(This question originates from Pinter's Abstract Algebra Chapter 18 Exercise J6.)
- Let $A$ be a commutative ring.
- For each element $a$ in $A$, the function $\pi_a$ defined by $\pi_a(x)=ax$ satisfies the identity $\pi_a(x+y)=\pi_a(x)+\pi_a(y)$.
- Let $\mathscr{A}$ denote the set $\{\pi_a: a\in A\}$ with the two operations: \begin{align*} [\pi_a + \pi_b](x) &= \pi_a(x) + \pi_b(x) \quad \text{and}\quad \pi_a\pi_b = \pi_a\circ\pi_b \end{align*}
- Let $\phi: A\rightarrow\mathscr{A}$ such that $\phi(a)=\pi_a$.
Prove that if $A$ has a unity, then $\phi$ is an isomorphism.
It can be verified that $\mathscr{A}$ is a ring, and that $\phi$ is a homomorphism.
Question:
If we construct the inverse function $\phi^{-1}: \mathscr{A}\rightarrow A$ such that $\phi^{-1}(\pi_a)=a$, wouldn't it be sufficient to show the bijection between $\mathscr{A}$ and $A$, and therefore $\phi$ an isomorphism? What is the significance of having unity in this question?
If the ring does not have unity, the map $\phi$ may fail to be injective, i.e., there may exist nonzero $a \in A$ such that $ax = 0$ for all $x \in A$. Your supposed inverse is not well-defined in this case.

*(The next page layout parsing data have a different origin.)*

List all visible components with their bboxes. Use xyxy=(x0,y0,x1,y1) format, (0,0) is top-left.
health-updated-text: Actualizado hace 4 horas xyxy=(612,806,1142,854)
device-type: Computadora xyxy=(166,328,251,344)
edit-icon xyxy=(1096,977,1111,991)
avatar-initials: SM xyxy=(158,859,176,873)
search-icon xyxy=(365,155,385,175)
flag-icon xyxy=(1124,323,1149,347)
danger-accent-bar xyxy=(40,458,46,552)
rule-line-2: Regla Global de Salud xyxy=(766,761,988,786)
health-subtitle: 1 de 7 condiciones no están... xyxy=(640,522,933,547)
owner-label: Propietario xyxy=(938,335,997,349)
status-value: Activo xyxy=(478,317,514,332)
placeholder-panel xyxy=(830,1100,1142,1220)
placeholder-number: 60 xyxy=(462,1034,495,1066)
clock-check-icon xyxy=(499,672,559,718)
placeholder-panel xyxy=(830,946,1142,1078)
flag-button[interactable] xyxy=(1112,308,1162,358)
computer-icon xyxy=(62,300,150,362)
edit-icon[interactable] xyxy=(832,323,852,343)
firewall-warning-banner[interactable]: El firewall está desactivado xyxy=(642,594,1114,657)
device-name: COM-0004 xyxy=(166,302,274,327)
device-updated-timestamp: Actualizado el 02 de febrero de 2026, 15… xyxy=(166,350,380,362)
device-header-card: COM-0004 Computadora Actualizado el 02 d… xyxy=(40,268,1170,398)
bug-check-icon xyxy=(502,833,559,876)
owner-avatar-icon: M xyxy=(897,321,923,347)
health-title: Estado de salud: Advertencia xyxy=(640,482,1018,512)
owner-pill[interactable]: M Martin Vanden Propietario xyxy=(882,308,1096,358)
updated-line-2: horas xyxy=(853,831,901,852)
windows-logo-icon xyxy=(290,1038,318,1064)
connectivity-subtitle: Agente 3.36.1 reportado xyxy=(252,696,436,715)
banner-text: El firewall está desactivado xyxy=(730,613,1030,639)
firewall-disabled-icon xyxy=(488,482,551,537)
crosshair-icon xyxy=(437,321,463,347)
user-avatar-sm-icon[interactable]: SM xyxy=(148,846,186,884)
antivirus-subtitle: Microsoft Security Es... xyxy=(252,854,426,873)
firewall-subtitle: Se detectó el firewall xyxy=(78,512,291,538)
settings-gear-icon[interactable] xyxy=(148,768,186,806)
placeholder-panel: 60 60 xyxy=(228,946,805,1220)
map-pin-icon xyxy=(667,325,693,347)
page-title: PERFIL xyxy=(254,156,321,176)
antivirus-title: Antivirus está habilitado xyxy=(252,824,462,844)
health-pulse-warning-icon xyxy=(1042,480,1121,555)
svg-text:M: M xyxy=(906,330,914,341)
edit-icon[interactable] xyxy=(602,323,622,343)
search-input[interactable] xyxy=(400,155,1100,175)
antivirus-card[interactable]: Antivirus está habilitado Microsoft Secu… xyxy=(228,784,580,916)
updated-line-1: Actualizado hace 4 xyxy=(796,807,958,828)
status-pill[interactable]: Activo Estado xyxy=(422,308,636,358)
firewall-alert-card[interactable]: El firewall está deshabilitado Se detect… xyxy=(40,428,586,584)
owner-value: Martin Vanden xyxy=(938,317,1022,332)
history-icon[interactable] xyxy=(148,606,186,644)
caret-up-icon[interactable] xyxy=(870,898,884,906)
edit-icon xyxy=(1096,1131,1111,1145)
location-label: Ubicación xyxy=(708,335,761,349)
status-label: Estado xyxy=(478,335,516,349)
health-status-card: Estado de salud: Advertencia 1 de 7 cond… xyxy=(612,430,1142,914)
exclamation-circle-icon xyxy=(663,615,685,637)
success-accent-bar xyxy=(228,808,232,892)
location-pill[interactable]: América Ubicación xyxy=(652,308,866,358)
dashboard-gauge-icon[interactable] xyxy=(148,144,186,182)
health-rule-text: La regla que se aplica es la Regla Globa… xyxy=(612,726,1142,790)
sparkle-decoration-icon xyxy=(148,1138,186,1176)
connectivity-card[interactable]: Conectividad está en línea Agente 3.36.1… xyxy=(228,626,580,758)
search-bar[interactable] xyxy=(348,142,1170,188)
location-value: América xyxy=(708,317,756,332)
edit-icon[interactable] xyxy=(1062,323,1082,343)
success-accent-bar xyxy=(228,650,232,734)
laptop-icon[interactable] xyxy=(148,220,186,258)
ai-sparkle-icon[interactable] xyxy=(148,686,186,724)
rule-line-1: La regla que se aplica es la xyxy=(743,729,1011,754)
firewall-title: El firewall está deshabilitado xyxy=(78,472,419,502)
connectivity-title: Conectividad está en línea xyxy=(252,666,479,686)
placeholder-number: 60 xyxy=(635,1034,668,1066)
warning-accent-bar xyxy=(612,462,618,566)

For example, for each prime $p$ one can define a ring of order $p$ with the additive structure of $\mathbb{Z}/p\mathbb{Z}$ but where the product of any two elements is $0$. In this case, the map $\phi$ is trivial.
If the ring does have unity, then if $a \in ker\phi$ in particular implies $$a = a \cdot 1 = 0,$$ thus $\phi$ is injective.